Namun, tradisi teologi Syiah Imamiyah memandang penyerupaan Tuhan dengan makhluk (tajsīm dan tasybīh) bertentangan secara fundamental dengan prinsip tauhid. Untuk menjaga kemurnian tauhid (tanzīh), para mufassir Syiah mengembangkan strategi penafsiran yang dikenal sebagai ta’wīl (interpretasi metaforis atau simbolis).
Artikel ini akan menguraikan strategi ta’wīl tersebut melalui studi banding terhadap dua tokoh tafsir Syiah terkemuka: Al-Qummi dan At-Tabarsi .
Strategi Al-Qummi : Mengalihkan isu dan takwil doktrinal
Muhammad Hasan Ali bin Ibrahim Al-Qummi, mufassir Syiah awal, menunjukkan pola yang sangat khas ketika berhadapan dengan ayat-ayat antropomorfis, yaitu cenderung tidak banyak menafsirkan ayat antropomorfis.

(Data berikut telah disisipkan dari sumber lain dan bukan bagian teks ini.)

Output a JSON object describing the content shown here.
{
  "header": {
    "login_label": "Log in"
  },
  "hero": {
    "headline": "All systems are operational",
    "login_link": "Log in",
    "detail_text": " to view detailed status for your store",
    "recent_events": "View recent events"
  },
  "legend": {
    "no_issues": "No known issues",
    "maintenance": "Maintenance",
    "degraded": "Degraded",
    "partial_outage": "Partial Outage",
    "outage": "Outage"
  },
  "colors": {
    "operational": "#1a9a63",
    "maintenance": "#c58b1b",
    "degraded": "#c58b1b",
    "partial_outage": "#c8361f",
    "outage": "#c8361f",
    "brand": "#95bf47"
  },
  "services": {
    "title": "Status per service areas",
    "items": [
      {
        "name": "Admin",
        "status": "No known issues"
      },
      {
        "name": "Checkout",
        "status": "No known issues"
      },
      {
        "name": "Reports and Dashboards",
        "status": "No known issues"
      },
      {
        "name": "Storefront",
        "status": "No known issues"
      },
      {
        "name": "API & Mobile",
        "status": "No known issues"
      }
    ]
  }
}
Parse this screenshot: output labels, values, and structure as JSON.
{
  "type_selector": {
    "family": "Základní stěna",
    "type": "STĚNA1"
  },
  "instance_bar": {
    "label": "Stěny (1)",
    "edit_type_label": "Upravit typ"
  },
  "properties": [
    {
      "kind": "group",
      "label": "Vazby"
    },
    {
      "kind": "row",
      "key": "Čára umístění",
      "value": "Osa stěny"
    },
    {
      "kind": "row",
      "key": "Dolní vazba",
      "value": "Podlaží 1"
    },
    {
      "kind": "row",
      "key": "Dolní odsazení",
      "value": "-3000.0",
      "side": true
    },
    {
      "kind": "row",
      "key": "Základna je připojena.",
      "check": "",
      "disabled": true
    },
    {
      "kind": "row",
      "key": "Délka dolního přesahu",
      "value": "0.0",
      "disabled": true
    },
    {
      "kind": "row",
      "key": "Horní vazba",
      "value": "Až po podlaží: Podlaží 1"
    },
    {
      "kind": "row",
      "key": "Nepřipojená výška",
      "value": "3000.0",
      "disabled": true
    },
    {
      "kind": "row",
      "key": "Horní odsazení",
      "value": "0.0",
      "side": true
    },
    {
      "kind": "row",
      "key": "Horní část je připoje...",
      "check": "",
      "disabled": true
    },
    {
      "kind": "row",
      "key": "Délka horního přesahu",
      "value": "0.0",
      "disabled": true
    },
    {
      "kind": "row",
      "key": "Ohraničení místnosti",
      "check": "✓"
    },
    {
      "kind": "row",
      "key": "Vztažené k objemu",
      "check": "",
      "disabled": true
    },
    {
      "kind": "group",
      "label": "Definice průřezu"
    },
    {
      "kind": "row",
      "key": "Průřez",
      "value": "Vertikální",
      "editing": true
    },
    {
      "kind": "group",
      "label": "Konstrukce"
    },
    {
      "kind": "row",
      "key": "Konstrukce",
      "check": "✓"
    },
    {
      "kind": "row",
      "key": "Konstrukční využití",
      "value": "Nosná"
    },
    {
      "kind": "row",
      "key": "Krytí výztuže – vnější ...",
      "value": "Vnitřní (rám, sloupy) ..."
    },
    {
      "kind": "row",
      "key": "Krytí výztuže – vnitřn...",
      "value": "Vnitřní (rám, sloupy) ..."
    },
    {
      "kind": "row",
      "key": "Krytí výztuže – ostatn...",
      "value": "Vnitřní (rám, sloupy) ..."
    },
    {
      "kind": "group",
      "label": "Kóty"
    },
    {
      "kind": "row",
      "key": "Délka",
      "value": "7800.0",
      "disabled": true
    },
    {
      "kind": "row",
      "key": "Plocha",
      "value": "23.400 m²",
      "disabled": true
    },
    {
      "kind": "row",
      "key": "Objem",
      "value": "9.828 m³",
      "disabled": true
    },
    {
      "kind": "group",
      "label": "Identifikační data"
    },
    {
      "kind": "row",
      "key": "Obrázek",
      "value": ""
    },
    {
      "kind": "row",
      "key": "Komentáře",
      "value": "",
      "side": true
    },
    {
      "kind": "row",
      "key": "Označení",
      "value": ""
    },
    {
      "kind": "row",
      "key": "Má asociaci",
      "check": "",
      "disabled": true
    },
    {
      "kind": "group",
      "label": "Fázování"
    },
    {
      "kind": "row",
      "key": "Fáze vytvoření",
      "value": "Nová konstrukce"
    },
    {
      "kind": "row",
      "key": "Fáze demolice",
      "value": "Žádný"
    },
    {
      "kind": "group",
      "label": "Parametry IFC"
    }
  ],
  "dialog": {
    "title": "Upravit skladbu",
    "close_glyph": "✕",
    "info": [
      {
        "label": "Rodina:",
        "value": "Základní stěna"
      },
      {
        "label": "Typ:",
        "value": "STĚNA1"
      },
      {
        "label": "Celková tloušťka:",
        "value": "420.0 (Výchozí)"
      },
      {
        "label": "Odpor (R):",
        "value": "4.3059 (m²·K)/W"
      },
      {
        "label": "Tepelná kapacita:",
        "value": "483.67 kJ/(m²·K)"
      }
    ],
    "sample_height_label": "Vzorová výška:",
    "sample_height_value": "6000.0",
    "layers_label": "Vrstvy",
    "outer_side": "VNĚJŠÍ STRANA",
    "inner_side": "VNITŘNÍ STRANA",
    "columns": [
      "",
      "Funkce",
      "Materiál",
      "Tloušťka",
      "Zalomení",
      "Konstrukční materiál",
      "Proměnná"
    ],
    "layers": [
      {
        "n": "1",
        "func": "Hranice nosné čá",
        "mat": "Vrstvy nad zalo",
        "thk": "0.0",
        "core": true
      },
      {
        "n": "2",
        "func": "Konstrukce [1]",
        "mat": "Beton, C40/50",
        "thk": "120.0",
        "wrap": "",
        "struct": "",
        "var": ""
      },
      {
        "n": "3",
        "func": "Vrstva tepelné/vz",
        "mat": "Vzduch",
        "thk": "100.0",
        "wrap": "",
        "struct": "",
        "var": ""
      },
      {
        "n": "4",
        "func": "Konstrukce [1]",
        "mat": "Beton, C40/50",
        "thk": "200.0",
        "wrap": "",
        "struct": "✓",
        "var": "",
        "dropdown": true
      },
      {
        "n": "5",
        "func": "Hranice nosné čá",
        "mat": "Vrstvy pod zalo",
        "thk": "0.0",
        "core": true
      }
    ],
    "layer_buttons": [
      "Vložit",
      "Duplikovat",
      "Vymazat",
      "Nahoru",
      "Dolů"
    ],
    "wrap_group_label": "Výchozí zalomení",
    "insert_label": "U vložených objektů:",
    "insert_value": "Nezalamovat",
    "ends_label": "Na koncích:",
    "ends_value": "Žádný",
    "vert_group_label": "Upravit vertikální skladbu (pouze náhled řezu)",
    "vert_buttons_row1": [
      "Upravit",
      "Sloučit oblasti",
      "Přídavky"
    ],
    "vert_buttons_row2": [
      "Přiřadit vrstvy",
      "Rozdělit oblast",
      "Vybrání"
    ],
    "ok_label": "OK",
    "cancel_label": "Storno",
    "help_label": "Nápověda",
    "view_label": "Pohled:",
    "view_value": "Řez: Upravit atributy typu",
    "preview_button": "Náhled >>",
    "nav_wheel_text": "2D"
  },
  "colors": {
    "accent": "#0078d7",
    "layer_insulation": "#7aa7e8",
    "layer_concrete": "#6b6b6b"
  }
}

1. Taktik “Mengalihkan Fokus” (Melewati)
Strategi utama Al-Qummi adalah menghindari penafsiran literal dengan mengalihkan fokus ke isu lain yang tidak bertentangan dengan Tauhid:
– Fokus Fikih (Hukum) : Pada QS. Al-Baqarah [2]:115,
وَلِلَّهِ ٱلْمَشْرِقُ وَٱلْمَغْرِبُ ۚ فَأَيْنَمَا تُوَلُّوا۟ فَثَمَّ وَجْهُ ٱللَّهِ ۚ إِنَّ ٱللَّهَ وَٰسِعٌ عَلِيمٌ
“Dan kepunyaan Allahlah timur dan barat, maka ke mana pun kamu menghadap, di situlah Wajah Allah (Wajhu Allāh). Sesungguhnya Allah Maha Luas (rahmat-Nya) lagi Maha Mengetahui.”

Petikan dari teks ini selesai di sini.